My Dad, no poet, would have said, "Be a man and take your punishment". But they don't make them like that any more.

Bapoo M. Malcolm
MOHAN SIROYA
Replied to Bapoo Malcolm comment 7 years ago
His Dad Salim Khan ? Well, it is surmised in inside circles that the last minute of drama staged by Salman Khan's driver to accept belatedly that he is now having a change of heart and accepts that he was driving the car and not the star; was the script written by Salim Khan, his Dad.. And had Salman Khan accepted his 'Mistake' and had shown any remorse for the loss of 'Two Lives'( am including his bodyguard cop too)and a few gravely injured for life, perhaps the Trial judge could have been more considerate in awarding sentence. Additionally, he would have earned laurels from million others, who have no sympathy for him now.
MOHAN SIROYA
7 years ago
Thanks to Bapoo Malcolm for keeping human liberty at the core. In his own example of a pauper guy unable to furnish even a bail bond, he or persons of my ilk will give him bail. Otherwise will this happen in present scenario, irrespective of S C verdict.
He is right when he says High Contacts pay a vital part. But is the value of moneybag or a celebrity status less ? Good at heart Sanjay Dutt and his illustrious family and high contacts played a big role in keeping him out till 17 years. Draconian TADA was withdrawn and ultimately for a 'Mistake' he had to undergo jail for the minimum period as per law. Salmankhan, having been sentenced by two trial courts( Jodhpur & Mumbai) is enjoying liberty ,again with money power and mass craze. Is there any case in history where a person jailed by sessions court for a grave offence of Homicide, can get bail and suspension of sentence within 200 minutes from HC? Bravo Money power to get the sharpest legal heads to bail him out. So verdict of Supreme Court would also require money to get a person his liberty. Nothing comes free in this country.
Bapoo Malcolm
7 years ago
One does not need a lawyer to argue one's case. It can be done "In person". But if one messes up his own case, that remains his problem.

The poor can ask for legal help; how good that can be?
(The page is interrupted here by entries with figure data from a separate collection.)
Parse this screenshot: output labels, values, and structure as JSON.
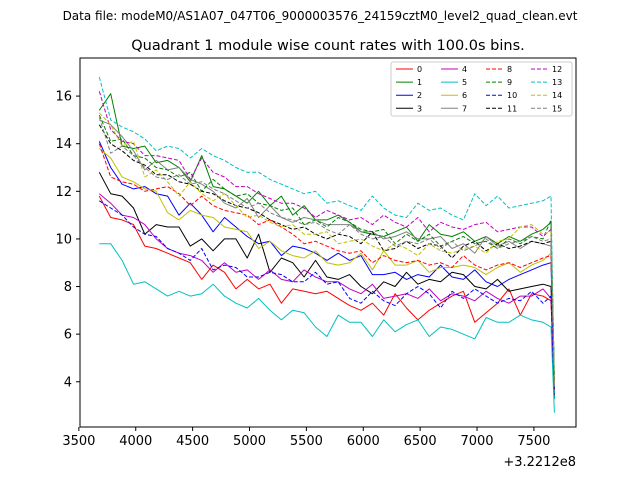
{
  "suptitle": "Data file: modeM0/AS1A07_047T06_9000003576_24159cztM0_level2_quad_clean.evt",
  "chart_data": {
    "type": "line",
    "title": "Quadrant 1 module wise count rates with 100.0s bins.",
    "xlabel": "",
    "ylabel": "",
    "x_offset_label": "+3.2212e8",
    "xlim": [
      3510,
      7870
    ],
    "ylim": [
      2.1,
      17.6
    ],
    "xticks": [
      3500,
      4000,
      4500,
      5000,
      5500,
      6000,
      6500,
      7000,
      7500
    ],
    "yticks": [
      4,
      6,
      8,
      10,
      12,
      14,
      16
    ],
    "legend_position": "top-right",
    "legend_columns": 4,
    "x": [
      3680,
      3780,
      3880,
      3980,
      4080,
      4180,
      4280,
      4380,
      4480,
      4580,
      4680,
      4780,
      4880,
      4980,
      5080,
      5180,
      5280,
      5380,
      5480,
      5580,
      5680,
      5780,
      5880,
      5980,
      6080,
      6180,
      6280,
      6380,
      6480,
      6580,
      6680,
      6780,
      6880,
      6980,
      7080,
      7180,
      7280,
      7380,
      7480,
      7580,
      7650,
      7680
    ],
    "series": [
      {
        "name": "0",
        "color": "#ff0000",
        "dash": "solid",
        "values": [
          11.8,
          10.9,
          10.8,
          10.6,
          9.7,
          9.6,
          9.4,
          9.2,
          9.0,
          8.3,
          8.9,
          8.6,
          7.9,
          8.3,
          7.9,
          8.1,
          7.3,
          7.9,
          7.8,
          7.7,
          7.8,
          7.5,
          7.2,
          7.0,
          7.3,
          6.8,
          7.7,
          7.1,
          6.6,
          7.0,
          7.3,
          7.6,
          7.8,
          6.5,
          6.9,
          7.3,
          7.9,
          6.8,
          7.7,
          7.6,
          7.4,
          3.6
        ]
      },
      {
        "name": "1",
        "color": "#008000",
        "dash": "solid",
        "values": [
          15.4,
          16.1,
          13.9,
          13.8,
          13.9,
          13.2,
          13.3,
          13.0,
          12.4,
          13.5,
          12.2,
          12.1,
          11.8,
          11.5,
          12.0,
          11.4,
          11.8,
          11.0,
          11.4,
          10.8,
          10.8,
          11.0,
          10.7,
          10.3,
          10.2,
          10.1,
          10.3,
          10.5,
          9.9,
          10.6,
          10.2,
          10.1,
          10.3,
          9.9,
          10.1,
          9.8,
          10.1,
          9.9,
          10.2,
          10.4,
          10.7,
          4.0
        ]
      },
      {
        "name": "2",
        "color": "#0000ff",
        "dash": "solid",
        "values": [
          14.1,
          13.0,
          12.3,
          12.1,
          12.2,
          11.9,
          11.8,
          11.0,
          11.5,
          11.0,
          10.3,
          10.9,
          10.5,
          10.1,
          9.8,
          9.9,
          9.3,
          9.7,
          9.6,
          9.4,
          9.1,
          9.4,
          9.1,
          9.3,
          8.5,
          8.5,
          8.6,
          8.3,
          8.5,
          8.4,
          8.9,
          8.4,
          8.3,
          8.7,
          8.2,
          8.0,
          8.3,
          8.5,
          8.7,
          8.9,
          9.0,
          3.5
        ]
      },
      {
        "name": "3",
        "color": "#000000",
        "dash": "solid",
        "values": [
          12.8,
          11.9,
          11.8,
          11.3,
          10.2,
          10.6,
          10.5,
          10.5,
          9.7,
          10.0,
          9.5,
          10.0,
          10.0,
          9.2,
          10.2,
          8.6,
          9.2,
          9.0,
          8.4,
          9.1,
          8.4,
          8.3,
          8.5,
          8.0,
          7.7,
          8.2,
          8.0,
          8.6,
          8.1,
          8.3,
          8.2,
          8.6,
          8.5,
          8.0,
          7.9,
          8.3,
          7.8,
          7.9,
          8.0,
          8.1,
          8.0,
          3.3
        ]
      },
      {
        "name": "4",
        "color": "#c000c0",
        "dash": "solid",
        "values": [
          11.9,
          11.5,
          11.0,
          10.9,
          10.6,
          10.0,
          9.6,
          9.4,
          9.3,
          9.1,
          8.6,
          9.0,
          8.6,
          8.7,
          8.3,
          8.7,
          8.3,
          8.2,
          8.7,
          8.4,
          8.2,
          8.2,
          7.9,
          7.7,
          8.1,
          7.5,
          7.6,
          7.7,
          7.5,
          7.9,
          7.4,
          7.7,
          7.6,
          7.4,
          7.8,
          7.5,
          7.3,
          7.6,
          7.6,
          7.9,
          7.5,
          3.7
        ]
      },
      {
        "name": "5",
        "color": "#00c0c0",
        "dash": "solid",
        "values": [
          9.8,
          9.8,
          9.1,
          8.1,
          8.2,
          7.9,
          7.6,
          7.8,
          7.6,
          7.7,
          8.1,
          7.6,
          7.3,
          7.1,
          7.5,
          7.0,
          6.6,
          7.0,
          6.9,
          6.3,
          5.9,
          6.8,
          6.5,
          6.5,
          5.9,
          6.6,
          6.1,
          6.4,
          6.6,
          5.9,
          6.3,
          6.2,
          6.0,
          5.8,
          6.7,
          6.5,
          6.5,
          6.8,
          6.6,
          6.5,
          6.3,
          2.7
        ]
      },
      {
        "name": "6",
        "color": "#c0c000",
        "dash": "solid",
        "values": [
          13.8,
          13.4,
          12.6,
          12.4,
          12.1,
          12.0,
          11.1,
          10.8,
          11.2,
          11.0,
          10.9,
          10.5,
          10.4,
          10.3,
          9.6,
          9.9,
          9.5,
          9.3,
          9.2,
          9.5,
          9.0,
          8.9,
          9.0,
          9.4,
          8.7,
          9.5,
          8.9,
          8.9,
          9.1,
          8.6,
          8.8,
          8.8,
          8.9,
          8.8,
          8.5,
          8.8,
          9.0,
          8.6,
          8.9,
          9.1,
          9.4,
          3.8
        ]
      },
      {
        "name": "7",
        "color": "#808080",
        "dash": "solid",
        "values": [
          15.0,
          14.8,
          14.3,
          13.7,
          12.9,
          13.3,
          12.9,
          13.0,
          12.5,
          12.3,
          12.0,
          11.5,
          11.3,
          11.7,
          10.9,
          11.4,
          10.9,
          10.7,
          10.9,
          10.8,
          10.6,
          10.6,
          10.6,
          10.3,
          10.3,
          10.0,
          10.1,
          10.3,
          10.0,
          10.0,
          10.1,
          9.6,
          9.8,
          9.4,
          10.1,
          9.7,
          9.9,
          9.6,
          9.9,
          9.8,
          9.7,
          3.9
        ]
      },
      {
        "name": "8",
        "color": "#ff0000",
        "dash": "dashed",
        "values": [
          14.0,
          12.6,
          12.4,
          12.3,
          12.0,
          12.1,
          12.2,
          11.9,
          11.4,
          11.8,
          11.4,
          11.2,
          11.1,
          11.0,
          10.6,
          10.8,
          10.5,
          10.2,
          9.8,
          9.9,
          9.7,
          9.5,
          9.4,
          9.5,
          9.0,
          9.3,
          9.1,
          9.0,
          9.1,
          8.9,
          9.0,
          8.8,
          9.3,
          8.9,
          8.7,
          8.9,
          9.0,
          8.8,
          9.0,
          9.2,
          9.3,
          3.7
        ]
      },
      {
        "name": "9",
        "color": "#008000",
        "dash": "dashed",
        "values": [
          15.2,
          14.1,
          14.2,
          13.5,
          13.4,
          13.0,
          12.9,
          12.6,
          12.8,
          12.0,
          12.5,
          12.1,
          11.8,
          11.9,
          11.5,
          11.4,
          11.2,
          11.3,
          10.6,
          10.8,
          10.5,
          10.9,
          10.7,
          10.4,
          10.3,
          10.4,
          9.8,
          10.2,
          9.9,
          10.2,
          9.7,
          9.9,
          10.1,
          9.8,
          9.9,
          9.6,
          10.0,
          9.8,
          10.1,
          10.0,
          10.8,
          4.1
        ]
      },
      {
        "name": "10",
        "color": "#0000ff",
        "dash": "dashed",
        "values": [
          11.6,
          11.3,
          11.0,
          10.5,
          10.2,
          10.1,
          9.6,
          9.4,
          9.1,
          9.6,
          8.7,
          8.9,
          8.8,
          8.4,
          8.4,
          8.6,
          8.5,
          8.2,
          8.2,
          8.6,
          8.1,
          8.2,
          7.5,
          7.3,
          7.8,
          7.4,
          7.2,
          7.7,
          8.0,
          7.7,
          7.1,
          7.8,
          7.5,
          7.9,
          7.6,
          7.3,
          7.5,
          7.4,
          7.8,
          7.3,
          7.6,
          3.4
        ]
      },
      {
        "name": "11",
        "color": "#000000",
        "dash": "dashed",
        "values": [
          14.8,
          14.0,
          13.7,
          13.3,
          13.1,
          12.7,
          12.7,
          12.4,
          12.3,
          12.0,
          11.9,
          11.6,
          11.4,
          11.3,
          11.1,
          10.8,
          10.6,
          10.4,
          10.5,
          10.2,
          10.0,
          10.2,
          10.1,
          9.8,
          10.3,
          9.5,
          9.6,
          9.9,
          9.6,
          9.8,
          9.7,
          9.2,
          9.7,
          9.9,
          9.5,
          9.8,
          9.6,
          9.7,
          9.9,
          9.8,
          9.9,
          3.6
        ]
      },
      {
        "name": "12",
        "color": "#c000c0",
        "dash": "dashed",
        "values": [
          16.2,
          14.6,
          14.1,
          14.0,
          13.5,
          13.5,
          13.4,
          13.3,
          12.5,
          13.4,
          12.8,
          12.6,
          12.2,
          12.2,
          11.9,
          11.7,
          11.5,
          11.5,
          11.3,
          10.9,
          11.2,
          11.0,
          10.8,
          10.9,
          10.6,
          11.0,
          10.7,
          10.5,
          10.9,
          10.3,
          10.7,
          10.5,
          10.4,
          10.6,
          10.7,
          10.3,
          10.4,
          10.5,
          10.5,
          10.1,
          10.4,
          3.5
        ]
      },
      {
        "name": "13",
        "color": "#00c0c0",
        "dash": "dashed",
        "values": [
          16.8,
          15.0,
          14.7,
          14.5,
          14.2,
          13.7,
          13.9,
          13.8,
          13.4,
          13.8,
          13.5,
          13.3,
          13.0,
          12.8,
          12.8,
          12.5,
          12.3,
          12.1,
          11.9,
          12.0,
          11.5,
          11.6,
          11.4,
          11.2,
          11.8,
          11.3,
          11.0,
          10.9,
          11.5,
          11.2,
          11.3,
          11.0,
          10.8,
          11.9,
          11.4,
          11.8,
          11.3,
          11.4,
          11.5,
          11.6,
          11.8,
          3.2
        ]
      },
      {
        "name": "14",
        "color": "#c0c000",
        "dash": "dashed",
        "values": [
          15.3,
          14.8,
          13.9,
          14.1,
          12.6,
          12.9,
          12.4,
          11.8,
          12.4,
          11.9,
          11.6,
          11.9,
          11.4,
          10.9,
          11.0,
          10.7,
          10.5,
          10.6,
          10.2,
          10.2,
          10.3,
          9.8,
          9.9,
          10.0,
          9.7,
          9.5,
          9.8,
          9.6,
          9.3,
          9.8,
          9.5,
          9.4,
          9.6,
          9.7,
          9.4,
          9.9,
          10.0,
          10.5,
          10.6,
          10.2,
          10.3,
          3.9
        ]
      },
      {
        "name": "15",
        "color": "#808080",
        "dash": "dashed",
        "values": [
          15.1,
          13.6,
          13.9,
          13.5,
          13.0,
          12.6,
          12.5,
          12.7,
          12.3,
          12.4,
          12.1,
          11.9,
          11.6,
          11.3,
          11.5,
          11.1,
          10.9,
          10.8,
          10.6,
          10.7,
          10.4,
          10.2,
          10.6,
          10.2,
          10.0,
          10.1,
          9.7,
          9.9,
          9.8,
          10.0,
          9.6,
          9.9,
          9.5,
          9.7,
          10.0,
          9.6,
          9.8,
          9.9,
          10.1,
          9.9,
          10.0,
          3.8
        ]
      }
    ]
  }
}
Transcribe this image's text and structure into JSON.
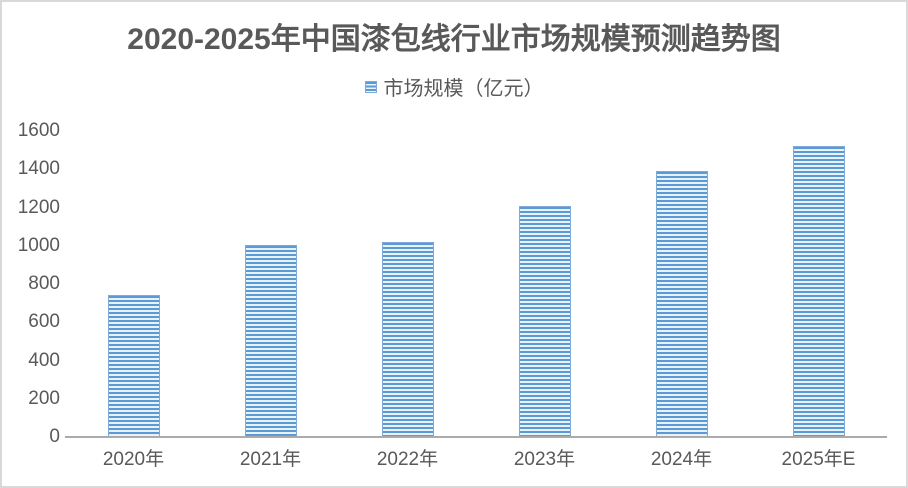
{
  "title": "2020-2025年中国漆包线行业市场规模预测趋势图",
  "legend": {
    "label": "市场规模（亿元）",
    "swatch_icon": "striped-blue-square"
  },
  "colors": {
    "bar_stripe_blue": "#5B9BD5",
    "bar_stripe_light": "#E9F1FA",
    "bar_edge": "#7FA9D6",
    "axis_line": "#ABABAB",
    "text_gray": "#595959",
    "frame_border": "#D9D9D9"
  },
  "chart_data": {
    "type": "bar",
    "title": "2020-2025年中国漆包线行业市场规模预测趋势图",
    "categories": [
      "2020年",
      "2021年",
      "2022年",
      "2023年",
      "2024年",
      "2025年E"
    ],
    "series": [
      {
        "name": "市场规模（亿元）",
        "values": [
          740,
          1005,
          1020,
          1210,
          1390,
          1520
        ]
      }
    ],
    "xlabel": "",
    "ylabel": "",
    "ylim": [
      0,
      1600
    ],
    "yticks": [
      0,
      200,
      400,
      600,
      800,
      1000,
      1200,
      1400,
      1600
    ],
    "grid": false,
    "legend_position": "top-center",
    "bar_style": "horizontal-stripes"
  }
}
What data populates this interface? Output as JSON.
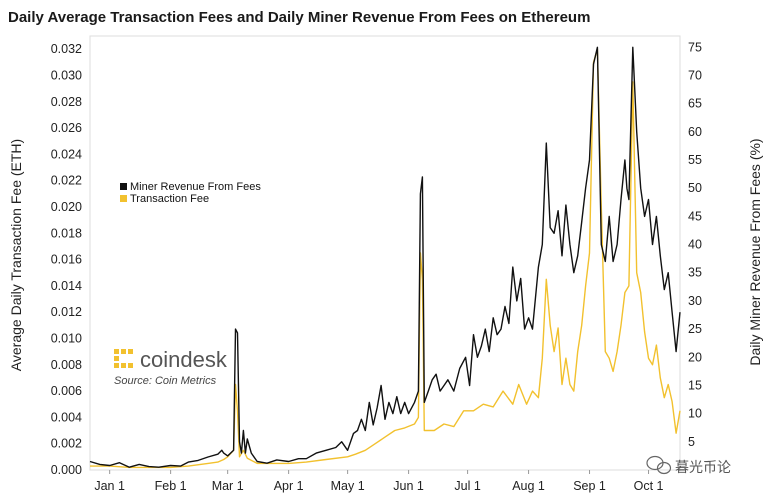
{
  "chart_data": {
    "type": "line",
    "title": "Daily Average Transaction Fees and Daily Miner Revenue From Fees on Ethereum",
    "ylabel": "Average Daily Transaction Fee (ETH)",
    "y2label": "Daily Miner Revenue From Fees (%)",
    "ylim": [
      0,
      0.033
    ],
    "y2lim": [
      0,
      77
    ],
    "y_ticks": [
      "0.000",
      "0.002",
      "0.004",
      "0.006",
      "0.008",
      "0.010",
      "0.012",
      "0.014",
      "0.016",
      "0.018",
      "0.020",
      "0.022",
      "0.024",
      "0.026",
      "0.028",
      "0.030",
      "0.032"
    ],
    "y2_ticks": [
      "5",
      "10",
      "15",
      "20",
      "25",
      "30",
      "35",
      "40",
      "45",
      "50",
      "55",
      "60",
      "65",
      "70",
      "75"
    ],
    "x_ticks": [
      "Jan 1",
      "Feb 1",
      "Mar 1",
      "Apr 1",
      "May 1",
      "Jun 1",
      "Jul 1",
      "Aug 1",
      "Sep 1",
      "Oct 1"
    ],
    "x_tick_days": [
      0,
      31,
      60,
      91,
      121,
      152,
      182,
      213,
      244,
      274
    ],
    "xlim": [
      -10,
      290
    ],
    "legend": [
      {
        "label": "Miner Revenue From Fees",
        "color": "#111111"
      },
      {
        "label": "Transaction Fee",
        "color": "#f2c12e"
      }
    ],
    "legend_position": "upper-left",
    "source": "Source: Coin Metrics",
    "brand": "coindesk",
    "watermark": "暮光币论",
    "series": [
      {
        "name": "Miner Revenue From Fees",
        "axis": "right",
        "color": "#111111",
        "points": [
          [
            -10,
            1.5
          ],
          [
            -5,
            1.0
          ],
          [
            0,
            0.8
          ],
          [
            5,
            1.3
          ],
          [
            10,
            0.5
          ],
          [
            15,
            1.0
          ],
          [
            20,
            0.6
          ],
          [
            25,
            0.5
          ],
          [
            31,
            0.8
          ],
          [
            36,
            0.7
          ],
          [
            40,
            1.4
          ],
          [
            45,
            1.7
          ],
          [
            50,
            2.3
          ],
          [
            55,
            2.8
          ],
          [
            57,
            3.5
          ],
          [
            58,
            3.0
          ],
          [
            60,
            2.5
          ],
          [
            63,
            3.5
          ],
          [
            64,
            25.0
          ],
          [
            65,
            24.3
          ],
          [
            66,
            5.0
          ],
          [
            67,
            3.0
          ],
          [
            68,
            7.0
          ],
          [
            69,
            3.0
          ],
          [
            70,
            5.5
          ],
          [
            72,
            3.0
          ],
          [
            75,
            1.5
          ],
          [
            80,
            1.2
          ],
          [
            85,
            1.8
          ],
          [
            91,
            1.5
          ],
          [
            96,
            2.0
          ],
          [
            100,
            2.0
          ],
          [
            105,
            3.0
          ],
          [
            110,
            3.5
          ],
          [
            115,
            4.0
          ],
          [
            118,
            5.0
          ],
          [
            121,
            3.5
          ],
          [
            124,
            6.5
          ],
          [
            126,
            7.0
          ],
          [
            128,
            9.0
          ],
          [
            130,
            7.0
          ],
          [
            132,
            12.0
          ],
          [
            134,
            8.0
          ],
          [
            136,
            11.0
          ],
          [
            138,
            15.0
          ],
          [
            140,
            9.0
          ],
          [
            142,
            12.0
          ],
          [
            144,
            10.0
          ],
          [
            146,
            13.0
          ],
          [
            148,
            10.0
          ],
          [
            150,
            12.0
          ],
          [
            152,
            10.0
          ],
          [
            155,
            12.0
          ],
          [
            157,
            14.0
          ],
          [
            158,
            49.0
          ],
          [
            159,
            52.0
          ],
          [
            160,
            12.0
          ],
          [
            162,
            14.0
          ],
          [
            164,
            16.0
          ],
          [
            166,
            17.0
          ],
          [
            168,
            14.0
          ],
          [
            170,
            15.0
          ],
          [
            172,
            16.0
          ],
          [
            175,
            14.0
          ],
          [
            178,
            18.0
          ],
          [
            181,
            20.0
          ],
          [
            183,
            15.0
          ],
          [
            185,
            24.0
          ],
          [
            187,
            20.0
          ],
          [
            189,
            22.0
          ],
          [
            191,
            25.0
          ],
          [
            193,
            21.0
          ],
          [
            195,
            27.0
          ],
          [
            197,
            24.0
          ],
          [
            199,
            25.0
          ],
          [
            201,
            29.0
          ],
          [
            203,
            26.0
          ],
          [
            205,
            36.0
          ],
          [
            207,
            30.0
          ],
          [
            209,
            34.0
          ],
          [
            211,
            25.0
          ],
          [
            213,
            27.0
          ],
          [
            215,
            25.0
          ],
          [
            218,
            36.0
          ],
          [
            220,
            40.0
          ],
          [
            222,
            58.0
          ],
          [
            224,
            43.0
          ],
          [
            226,
            42.0
          ],
          [
            228,
            46.0
          ],
          [
            230,
            38.0
          ],
          [
            232,
            47.0
          ],
          [
            234,
            40.0
          ],
          [
            236,
            35.0
          ],
          [
            238,
            38.0
          ],
          [
            240,
            44.0
          ],
          [
            242,
            50.0
          ],
          [
            244,
            55.0
          ],
          [
            246,
            72.0
          ],
          [
            248,
            75.0
          ],
          [
            250,
            40.0
          ],
          [
            252,
            37.0
          ],
          [
            254,
            45.0
          ],
          [
            256,
            37.0
          ],
          [
            258,
            40.0
          ],
          [
            260,
            48.0
          ],
          [
            262,
            55.0
          ],
          [
            263,
            50.0
          ],
          [
            264,
            48.0
          ],
          [
            266,
            75.0
          ],
          [
            268,
            60.0
          ],
          [
            270,
            50.0
          ],
          [
            272,
            45.0
          ],
          [
            274,
            48.0
          ],
          [
            276,
            40.0
          ],
          [
            278,
            45.0
          ],
          [
            280,
            38.0
          ],
          [
            282,
            32.0
          ],
          [
            284,
            35.0
          ],
          [
            286,
            28.0
          ],
          [
            288,
            21.0
          ],
          [
            290,
            28.0
          ]
        ]
      },
      {
        "name": "Transaction Fee",
        "axis": "left",
        "color": "#f2c12e",
        "points": [
          [
            -10,
            0.0003
          ],
          [
            0,
            0.0003
          ],
          [
            10,
            0.0002
          ],
          [
            20,
            0.0002
          ],
          [
            31,
            0.0002
          ],
          [
            40,
            0.0003
          ],
          [
            50,
            0.0005
          ],
          [
            55,
            0.0006
          ],
          [
            58,
            0.0008
          ],
          [
            60,
            0.001
          ],
          [
            63,
            0.0015
          ],
          [
            64,
            0.0065
          ],
          [
            65,
            0.0045
          ],
          [
            66,
            0.001
          ],
          [
            68,
            0.0015
          ],
          [
            70,
            0.0009
          ],
          [
            75,
            0.0005
          ],
          [
            85,
            0.0005
          ],
          [
            91,
            0.0005
          ],
          [
            100,
            0.0006
          ],
          [
            110,
            0.0008
          ],
          [
            121,
            0.001
          ],
          [
            125,
            0.0012
          ],
          [
            130,
            0.0015
          ],
          [
            135,
            0.002
          ],
          [
            140,
            0.0025
          ],
          [
            145,
            0.003
          ],
          [
            150,
            0.0032
          ],
          [
            155,
            0.0035
          ],
          [
            157,
            0.004
          ],
          [
            158,
            0.0165
          ],
          [
            159,
            0.0145
          ],
          [
            160,
            0.003
          ],
          [
            165,
            0.003
          ],
          [
            170,
            0.0035
          ],
          [
            175,
            0.0033
          ],
          [
            180,
            0.0045
          ],
          [
            185,
            0.0045
          ],
          [
            190,
            0.005
          ],
          [
            195,
            0.0048
          ],
          [
            200,
            0.006
          ],
          [
            205,
            0.005
          ],
          [
            208,
            0.0065
          ],
          [
            212,
            0.005
          ],
          [
            215,
            0.006
          ],
          [
            218,
            0.0055
          ],
          [
            220,
            0.0085
          ],
          [
            222,
            0.0145
          ],
          [
            224,
            0.011
          ],
          [
            226,
            0.009
          ],
          [
            228,
            0.0108
          ],
          [
            230,
            0.0065
          ],
          [
            232,
            0.0085
          ],
          [
            234,
            0.0065
          ],
          [
            236,
            0.006
          ],
          [
            238,
            0.009
          ],
          [
            240,
            0.011
          ],
          [
            242,
            0.014
          ],
          [
            244,
            0.0165
          ],
          [
            246,
            0.031
          ],
          [
            248,
            0.032
          ],
          [
            250,
            0.02
          ],
          [
            252,
            0.009
          ],
          [
            254,
            0.0085
          ],
          [
            256,
            0.0075
          ],
          [
            258,
            0.009
          ],
          [
            260,
            0.011
          ],
          [
            262,
            0.0135
          ],
          [
            264,
            0.014
          ],
          [
            266,
            0.0295
          ],
          [
            268,
            0.015
          ],
          [
            270,
            0.0135
          ],
          [
            272,
            0.0105
          ],
          [
            274,
            0.0085
          ],
          [
            276,
            0.008
          ],
          [
            278,
            0.0095
          ],
          [
            280,
            0.007
          ],
          [
            282,
            0.0055
          ],
          [
            284,
            0.0065
          ],
          [
            286,
            0.0052
          ],
          [
            288,
            0.0028
          ],
          [
            290,
            0.0045
          ]
        ]
      }
    ]
  }
}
Well, no one can be sure. But it is available.

The 'nexus' that is mentioned may be true, but the losing side, or its lawyer, is quick to blame the system. Sometimes it may help to admit that one had a bad case to begin with.

Judges are selected directly, especially to the High courts and the Supreme Court. But they need to be excellent lawyers first and have some length of practice.

Bapoo M. Malcolm
PPM
7 years ago
The legal system need to be revamped and common man should be allowed to argue his case in front of the judge.

Judges need to be selected directly and not from the pool of lawyers as most of the cases dragged too much due to the lawyer-lawyer-judge nexus.
MOHAN
7 years ago
It was Justice V.R. Krishna Iyer who had laid down very important principles like ‘jail is the exception, and bail is the rule’ decades ago and in his judgements he gave a very strong human touch to criminal law.